Conspirata is “a portrait of ancient politics as a blood sport,” raves The New York Times. As he did with Imperium, Robert Harris again turns Roman history into a gripping thriller as Cicero faces a new power struggle in a world filled with treachery, violence, and vengeance.
On the eve of Cicero’s inauguration as consul of Rome, a grisly discovery sends fear rippling through a city already racked by unrest. A young slave boy has been felled by a hammer, his throat slit and his organs removed, apparently as a human sacrifice. For Cicero, the ill omens of this hideous murder only increase his dangerous situation: elected leader by the people but despised by the heads of the two rival political camps. Caught in a shell game that leaves him forever putting out fires only to have them ignite elsewhere, Cicero plays for the future of the republic…and his life. There is a plot to assassinate him, abetted by a rising young star of the Roman senate named Gaius Julius Caesar—and it will take all the embattled consul’s wit, strength, and force of will to stop the plot and keep Rome from becoming a dictatorship.

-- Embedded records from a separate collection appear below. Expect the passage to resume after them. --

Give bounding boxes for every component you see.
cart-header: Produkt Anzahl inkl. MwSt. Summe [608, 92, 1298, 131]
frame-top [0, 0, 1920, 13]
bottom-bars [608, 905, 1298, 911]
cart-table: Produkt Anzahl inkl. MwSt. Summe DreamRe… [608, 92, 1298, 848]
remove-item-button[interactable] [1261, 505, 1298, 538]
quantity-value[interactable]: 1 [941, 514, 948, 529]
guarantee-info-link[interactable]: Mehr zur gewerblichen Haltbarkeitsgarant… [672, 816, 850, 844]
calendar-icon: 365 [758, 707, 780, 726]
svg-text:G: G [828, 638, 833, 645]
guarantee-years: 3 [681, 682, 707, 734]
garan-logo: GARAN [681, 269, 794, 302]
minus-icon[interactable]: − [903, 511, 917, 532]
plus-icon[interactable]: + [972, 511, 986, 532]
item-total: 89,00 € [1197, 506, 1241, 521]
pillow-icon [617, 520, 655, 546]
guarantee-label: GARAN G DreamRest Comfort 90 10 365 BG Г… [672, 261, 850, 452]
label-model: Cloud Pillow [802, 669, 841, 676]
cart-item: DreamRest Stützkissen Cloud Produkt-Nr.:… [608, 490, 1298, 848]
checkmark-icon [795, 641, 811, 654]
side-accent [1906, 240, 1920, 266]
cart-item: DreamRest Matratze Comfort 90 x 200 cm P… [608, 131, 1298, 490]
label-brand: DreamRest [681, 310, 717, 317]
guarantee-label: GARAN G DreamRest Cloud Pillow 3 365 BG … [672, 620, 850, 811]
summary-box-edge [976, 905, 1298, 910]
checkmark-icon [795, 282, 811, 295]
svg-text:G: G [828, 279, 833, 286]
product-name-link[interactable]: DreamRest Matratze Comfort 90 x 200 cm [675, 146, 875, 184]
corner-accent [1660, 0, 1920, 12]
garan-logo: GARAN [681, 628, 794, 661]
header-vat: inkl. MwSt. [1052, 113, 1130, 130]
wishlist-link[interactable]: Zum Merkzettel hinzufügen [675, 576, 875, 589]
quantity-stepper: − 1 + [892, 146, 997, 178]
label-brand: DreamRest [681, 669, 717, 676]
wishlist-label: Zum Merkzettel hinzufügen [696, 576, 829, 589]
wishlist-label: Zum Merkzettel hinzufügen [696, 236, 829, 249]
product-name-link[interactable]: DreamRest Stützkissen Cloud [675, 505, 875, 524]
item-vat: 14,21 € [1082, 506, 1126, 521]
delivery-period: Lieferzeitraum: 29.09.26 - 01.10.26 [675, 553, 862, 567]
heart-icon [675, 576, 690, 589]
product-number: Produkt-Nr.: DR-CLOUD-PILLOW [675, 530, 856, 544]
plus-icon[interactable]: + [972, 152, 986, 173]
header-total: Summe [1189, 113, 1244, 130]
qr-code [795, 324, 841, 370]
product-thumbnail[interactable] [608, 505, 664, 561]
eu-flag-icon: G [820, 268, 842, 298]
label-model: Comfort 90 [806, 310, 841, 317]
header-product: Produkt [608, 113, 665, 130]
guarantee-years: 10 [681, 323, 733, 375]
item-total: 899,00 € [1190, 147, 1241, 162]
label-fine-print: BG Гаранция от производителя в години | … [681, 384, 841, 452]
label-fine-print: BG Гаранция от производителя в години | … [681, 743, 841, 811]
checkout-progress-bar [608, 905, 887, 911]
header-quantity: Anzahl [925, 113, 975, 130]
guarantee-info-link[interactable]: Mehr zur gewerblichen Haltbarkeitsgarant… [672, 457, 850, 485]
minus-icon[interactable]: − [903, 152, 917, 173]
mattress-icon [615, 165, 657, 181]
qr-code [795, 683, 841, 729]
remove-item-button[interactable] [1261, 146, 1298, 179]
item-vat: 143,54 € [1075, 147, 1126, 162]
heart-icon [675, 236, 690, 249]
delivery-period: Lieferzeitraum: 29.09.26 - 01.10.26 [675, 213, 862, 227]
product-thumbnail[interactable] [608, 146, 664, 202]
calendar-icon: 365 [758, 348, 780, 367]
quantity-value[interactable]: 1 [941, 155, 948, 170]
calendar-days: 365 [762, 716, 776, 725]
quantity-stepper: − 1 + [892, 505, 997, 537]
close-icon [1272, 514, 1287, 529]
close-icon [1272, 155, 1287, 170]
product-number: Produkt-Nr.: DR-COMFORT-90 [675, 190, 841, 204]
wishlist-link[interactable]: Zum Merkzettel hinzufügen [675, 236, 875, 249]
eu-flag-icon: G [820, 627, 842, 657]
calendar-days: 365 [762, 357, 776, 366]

In this gripping second installment to his ancient Rome trilogy (after Imperium), bestseller Harris proves once again that politics is an ugly game. Beginning in 63 B.C.E. and told by Cicero's slave secretary, Tiro, this complex tale continues to chronicle Cicero's political career as he charms, co-opts, and bribes his way into the exalted position of consul, ruler of Rome. Although Cicero is known as a brilliant politician and philosopher, he was also a slick manipulator and shameless schemer, competing with equally sneaky rivals Caesar, Pompey, and Crassus. Cicero realizes that as the empire expands, the greatest threat to Rome comes from within, plotted by well-financed conspirators bent on turning the republic into a dictatorship. With fabulous oratory and trickery, Cicero uncovers and crushes an insurrection, exposing himself to great danger and possible assassination. Riots, murder, civil unrest, corruption, treachery, and betrayal mark Cicero's political legacy, resulting in a battle between him and Julius Caesar. Throughout, however, Tiro remains loyal and remarkably astute, recognizing that it is "an act of madness for a man to pursue power when he could be sitting in the sunshine reading a book."